C’est vrai que devenir coach feng shui à l’heure de la délocalisation en Chine justement et d’une inflation fixant le cours de la religieuse au chocolat à 18 francs : ça fait caprice de bourgeoise … je vous l’accorde.

Ensuite, il y a tous les autres :
La gentille employée de la CCI, qui appelle sa collègue Muriel : « - Feng shui,  ça peut se ranger dans quelle rubrique ?  Non ! Je sais pas comment ça s’écrit !?! ».
La gentille dame, chargée des encarts de la gazette locale : « Navrée,  le comité de rédaction n’a pas retenu votre candidature ». Naïve ?! Je pensais qu’il fallait juste dégainer les devises pour une pub… !?!
Le gentil animateur, du réseau d’entrepreneurs, qui expose « […] quand vous avez une activité étrange que personne ne connait comme Me Biétry par exemple […] »

Reste l’Autre :
C’est la première fois que je le rencontre. Pour faire connaissance, il me demande :         
« - Vous faites quoi dans la vie ?
 - Du feng shui. »
Il me répond avec bienveillance :     
« - A vos souhaits ».

Merci à lui, ce blog lui est dédié…

mardi 24 mai 2011



Voilà quelques possibles, en tout cas les plus usités autour de moi. Mais comment rester un tout petit peu créatif ? Comment faire un peu moins comme tout le monde ? Déjà que nous sommes tous obligés de porter des lunettes rectangulaires sous peine de ne pas porter de lunettes ...

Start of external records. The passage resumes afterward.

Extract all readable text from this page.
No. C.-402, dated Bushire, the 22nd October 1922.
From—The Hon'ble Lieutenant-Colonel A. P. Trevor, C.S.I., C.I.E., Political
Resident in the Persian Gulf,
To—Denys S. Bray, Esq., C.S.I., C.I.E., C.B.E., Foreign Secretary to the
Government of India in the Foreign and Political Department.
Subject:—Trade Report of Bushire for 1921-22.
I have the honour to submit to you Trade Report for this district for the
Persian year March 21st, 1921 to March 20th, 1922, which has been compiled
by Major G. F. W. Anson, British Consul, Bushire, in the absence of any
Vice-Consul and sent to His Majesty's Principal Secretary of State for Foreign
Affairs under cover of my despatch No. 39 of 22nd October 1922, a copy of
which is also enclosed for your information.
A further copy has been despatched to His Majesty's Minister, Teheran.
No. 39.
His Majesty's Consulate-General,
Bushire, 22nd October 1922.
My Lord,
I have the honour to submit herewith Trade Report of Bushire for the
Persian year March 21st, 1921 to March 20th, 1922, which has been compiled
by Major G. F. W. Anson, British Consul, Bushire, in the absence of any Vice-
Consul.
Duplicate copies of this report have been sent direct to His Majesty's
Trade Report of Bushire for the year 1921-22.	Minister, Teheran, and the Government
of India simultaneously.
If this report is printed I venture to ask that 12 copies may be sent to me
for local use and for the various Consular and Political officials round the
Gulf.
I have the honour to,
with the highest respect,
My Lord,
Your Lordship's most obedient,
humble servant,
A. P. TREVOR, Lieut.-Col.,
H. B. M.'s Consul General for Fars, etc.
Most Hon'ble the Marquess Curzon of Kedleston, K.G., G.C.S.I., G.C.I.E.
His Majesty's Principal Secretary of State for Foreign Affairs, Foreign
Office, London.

D’ailleurs moi depuis 39 ans, je ne sais pas faire autrement qu’atypique. Être rousse : c’est déjà un petit peu moins comme tout le monde. Et quand tu veux marquer le coup, tu choisis Aude au lieu d’Isabelle ou Nathalie et c’est plié, t’es vraiment moins comme toutes les filles de mon âge ! Le pittoresque, ce n’est pas mon choix au départ mais je n’ai pas eu le choix.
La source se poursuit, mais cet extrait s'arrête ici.